Сначала Фула не придала особого значения словам ребенка. Однако почти сразу же до ее ушей и в самом деле долетели шаги. Кто-то торопливо, постукивая подошвами, поднимался по лестнице. Вздрогнув, Фула замерла, ее рука, сжимавшая гребень, повисла в унции от макушки Вула.
Между тем полог, закрывавший вход, откинулся. Затем в комнату тяжело ввалился широкоплечий мужчина в серо-зеленой солдатской тунике.
– Это ты, почтенная Евфимия? – спросил он.
В ответ Фула настороженно кивнула.

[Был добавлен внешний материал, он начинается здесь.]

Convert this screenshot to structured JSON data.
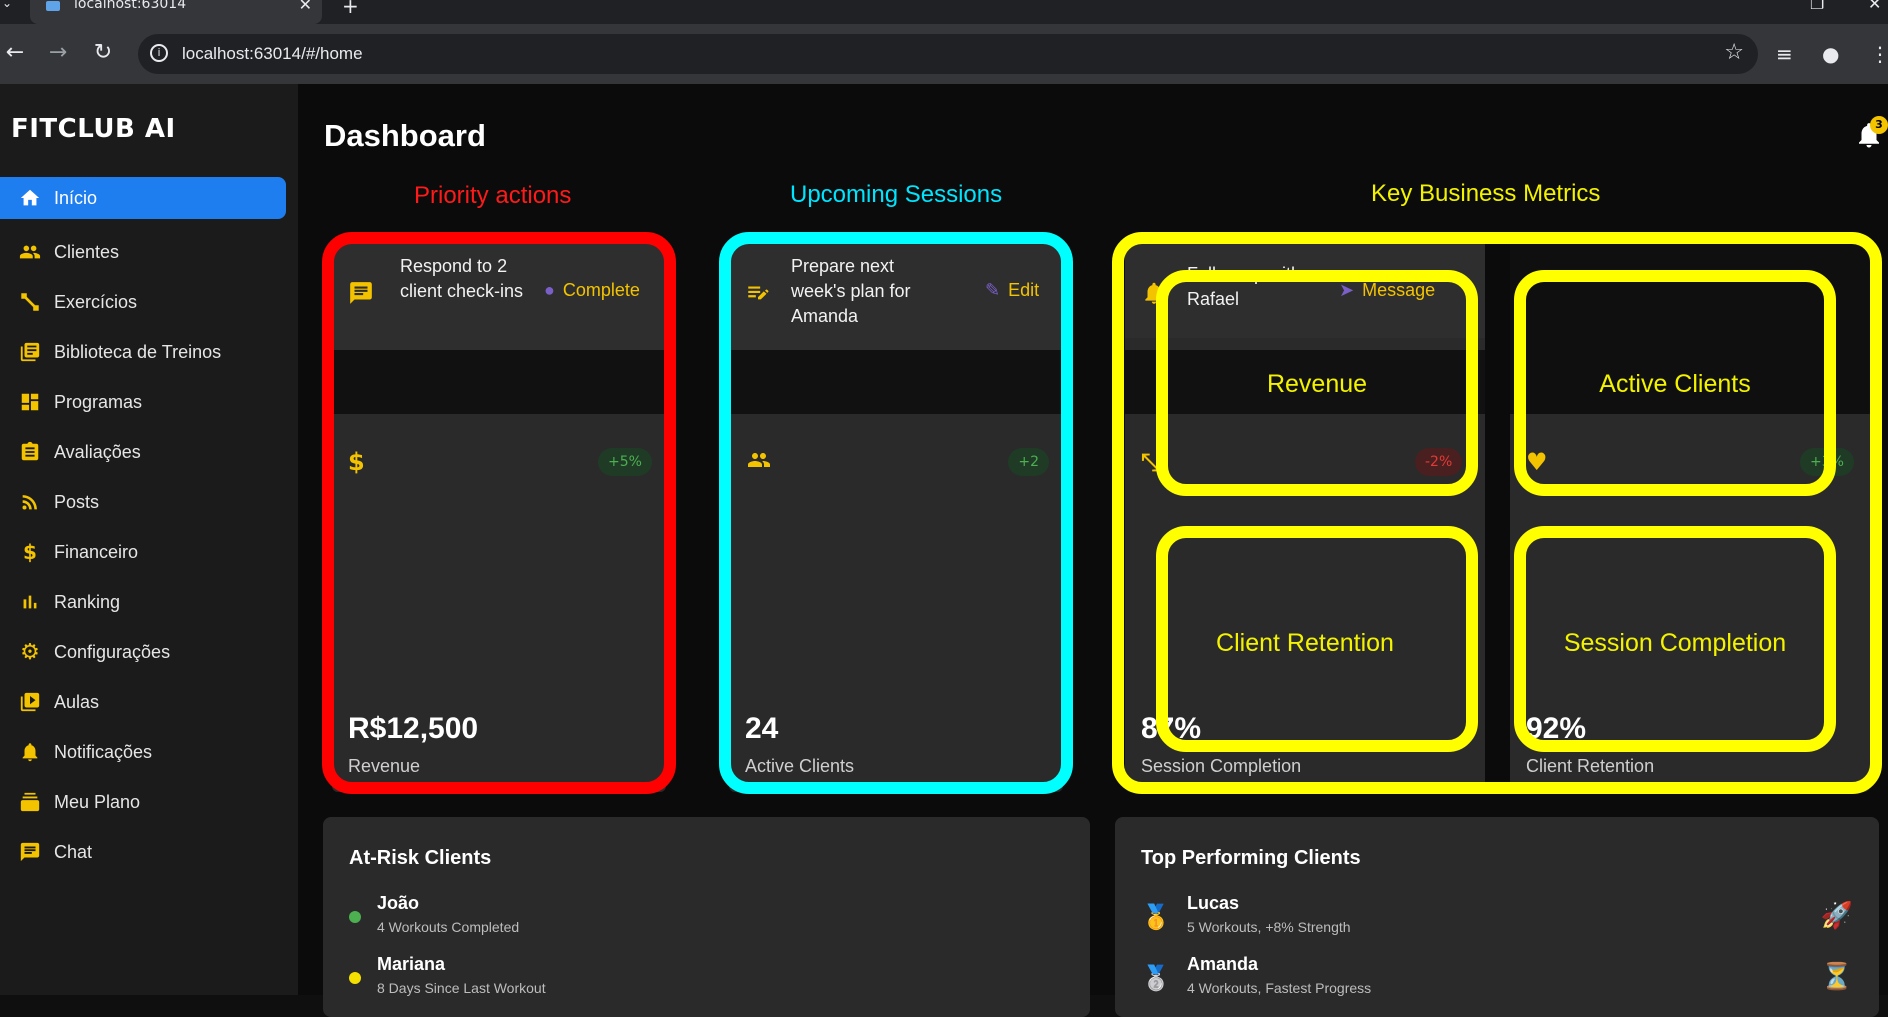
{
  "browser": {
    "tab_title": "localhost:63014",
    "url": "localhost:63014/#/home"
  },
  "sidebar": {
    "brand": "FITCLUB AI",
    "items": [
      {
        "label": "Início",
        "icon": "home-icon",
        "active": true
      },
      {
        "label": "Clientes",
        "icon": "users-icon"
      },
      {
        "label": "Exercícios",
        "icon": "dumbbell-icon"
      },
      {
        "label": "Biblioteca de Treinos",
        "icon": "library-icon"
      },
      {
        "label": "Programas",
        "icon": "dashboard-icon"
      },
      {
        "label": "Avaliações",
        "icon": "clipboard-icon"
      },
      {
        "label": "Posts",
        "icon": "rss-icon"
      },
      {
        "label": "Financeiro",
        "icon": "dollar-icon"
      },
      {
        "label": "Ranking",
        "icon": "bar-chart-icon"
      },
      {
        "label": "Configurações",
        "icon": "gear-icon"
      },
      {
        "label": "Aulas",
        "icon": "video-library-icon"
      },
      {
        "label": "Notificações",
        "icon": "bell-icon"
      },
      {
        "label": "Meu Plano",
        "icon": "stack-icon"
      },
      {
        "label": "Chat",
        "icon": "chat-icon"
      }
    ]
  },
  "header": {
    "title": "Dashboard",
    "notification_count": "3"
  },
  "sections": {
    "priority": "Priority actions",
    "upcoming": "Upcoming Sessions",
    "metrics": "Key Business Metrics"
  },
  "cards": [
    {
      "action_text": "Respond to 2 client check-ins",
      "action_button": "Complete",
      "stat_icon": "$",
      "chip": "+5%",
      "value": "R$12,500",
      "label": "Revenue"
    },
    {
      "action_text": "Prepare next week's plan for Amanda",
      "action_button": "Edit",
      "chip": "+2",
      "value": "24",
      "label": "Active Clients"
    },
    {
      "action_text": "Follow up with Rafael",
      "action_button": "Message",
      "chip": "-2%",
      "value": "87%",
      "label": "Session Completion"
    },
    {
      "chip": "+3%",
      "value": "92%",
      "label": "Client Retention"
    }
  ],
  "overlay_labels": {
    "revenue": "Revenue",
    "active_clients": "Active Clients",
    "client_retention": "Client Retention",
    "session_completion": "Session Completion"
  },
  "colors": {
    "accent_yellow": "#f3c300",
    "active_blue": "#1e7ef0",
    "frame_red": "#ff0000",
    "frame_cyan": "#00ffff",
    "frame_yellow": "#ffff00"
  },
  "at_risk": {
    "title": "At-Risk Clients",
    "rows": [
      {
        "name": "João",
        "desc": "4 Workouts Completed",
        "status_color": "#4caf50"
      },
      {
        "name": "Mariana",
        "desc": "8 Days Since Last Workout",
        "status_color": "#f3e000"
      }
    ]
  },
  "top_performing": {
    "title": "Top Performing Clients",
    "rows": [
      {
        "name": "Lucas",
        "desc": "5 Workouts, +8% Strength",
        "medal": "🥇",
        "end_icon": "🚀"
      },
      {
        "name": "Amanda",
        "desc": "4 Workouts, Fastest Progress",
        "medal": "🥈",
        "end_icon": "⏳"
      }
    ]
  }
}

Солдат показался ей незнакомым, его нежданное появление в доме – подозрительным и опасным.
– Тебя праведный Исул требует, – объявил солдат, и Фула облегченно перевела дух. Теперь она наконец узнала его: это был высокий нескладный легионер по прозвищу Горец, служивший в охране Булгарской башни. Завсегдатаем Исуловой попины Горец не был, однако изредка заходил в попину по вечерам, никогда не напиваясь допьяна и каждый раз о чем-то подолгу разговаривая с хозяином. О чем именно велись эти разговоры, Фула, разумеется, не знала, но с церковными делами их уж точно не связывала. На тайных богослужениях в Исуловой молельне Горец не бывал никогда, знака Колеса при себе не носил, именами Четверых не клялся.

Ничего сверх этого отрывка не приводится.